1952 Naturalization Act should not determine immigration policies today

Erin Downey

In Nov. 2014, President Barack Obama announced a series of executive actions to crack down on illegal immigration at the border. 

These actions included deporting felons instead of families and requiring certain undocumented immigrants to pass a criminal background check and pay taxes in order to stay in the U.S. without fear of deportation.

The plan was presented to the Federal Appeals court in New Orleans which shut down the plan under the justification that the president was overstepping his executive boundaries. 

According to KUT, the court ruled that the Naturalization Act of 1952, which outlines when an immigrant can remain in the country, says the president, “cannot unilaterally change that, even if Congress refuses to enact new immigration laws.”

However, Judge Carolyn Dineen King included in the case that: “I have a firm and definite conviction that a mistake has been made.”

Many, including myself, agree with her.

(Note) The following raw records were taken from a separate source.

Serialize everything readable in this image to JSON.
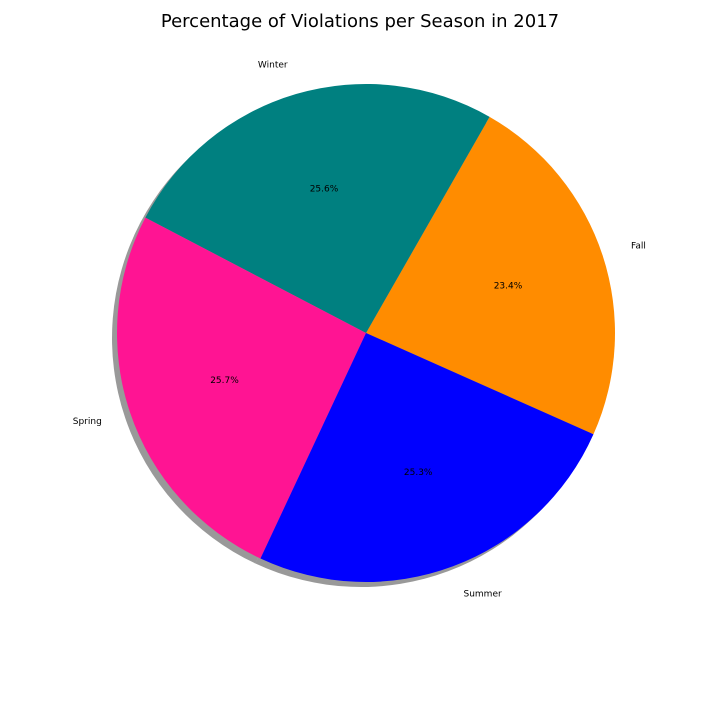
{
  "chart_data": {
    "type": "pie",
    "title": "Percentage of Violations per Season in 2017",
    "categories": [
      "Fall",
      "Winter",
      "Spring",
      "Summer"
    ],
    "values": [
      23.4,
      25.6,
      25.7,
      25.3
    ],
    "percent_labels": [
      "23.4%",
      "25.6%",
      "25.7%",
      "25.3%"
    ],
    "colors": [
      "#ff8c00",
      "#008080",
      "#ff1493",
      "#0000ff"
    ],
    "start_angle_deg": -24,
    "direction": "counterclockwise",
    "shadow": true,
    "legend": false
  }
}
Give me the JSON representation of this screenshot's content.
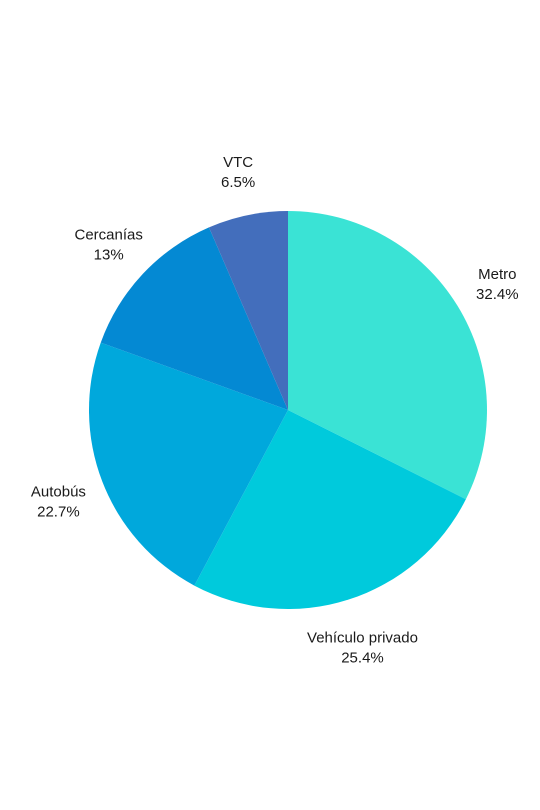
{
  "chart_data": {
    "type": "pie",
    "title": "",
    "start_angle_deg": 0,
    "direction": "clockwise",
    "slices": [
      {
        "label": "Metro",
        "value": 32.4,
        "value_label": "32.4%",
        "color": "#3ae3d5"
      },
      {
        "label": "Vehículo privado",
        "value": 25.4,
        "value_label": "25.4%",
        "color": "#00cadc"
      },
      {
        "label": "Autobús",
        "value": 22.7,
        "value_label": "22.7%",
        "color": "#00a8dc"
      },
      {
        "label": "Cercanías",
        "value": 13,
        "value_label": "13%",
        "color": "#0489d3"
      },
      {
        "label": "VTC",
        "value": 6.5,
        "value_label": "6.5%",
        "color": "#436ebc"
      }
    ]
  }
}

There is absolutely no harm in granting citizenship whether it be temporary or in some cases, permanent to immigrants. 

The only immigrants who cause harm to the United States’ national security are criminals, and Obama has vowed to take actions to deport the violent offenders.

Obama deserves recognition for an intelligent political plan to help working families who have come to America for economic prosperity. 

It is not 1952 anymore and we are not in the midst of a Cold War. It is inaccurate that the court ruled that the president was out of reach of his jurisdiction when the act itself denies immigrants who are unlawful, immoral or politically radical and abide to not let them in. Obama therefore, was not violating the act.

Right now in 2015, we are in no need to combat communism like we were during World War II and the Cold War. Children, families and working people should not be shipped out, as much as Donald Trump and other extremist right-wingers would like to see happen.

It is immoral and against the U.S. ideals of liberty, equality and democracy to destroy the Hispanic working families who want to reside here peacefully.

In a summary of the Naturalization Act of 1952, Wade Johnson, U.S. Immigration legislature, explained, “President Truman originally vetoed the law, deeming it discriminatory; however there was enough support in Congress for the law to pass.” This serves as evidence that the formal act itself was controversial.

It is not right to abide by this act when it is so out of place with the times today. We as a developing people should reform the laws frequently to fit the time period of the world and the current issues facing people today that were nonexistent at the time the act was passed.

Obama is not letting this plan go, promising to take it to the Supreme Court, as he wholeheartedly should. This is not a debate about policy or political advancement; it is about the people.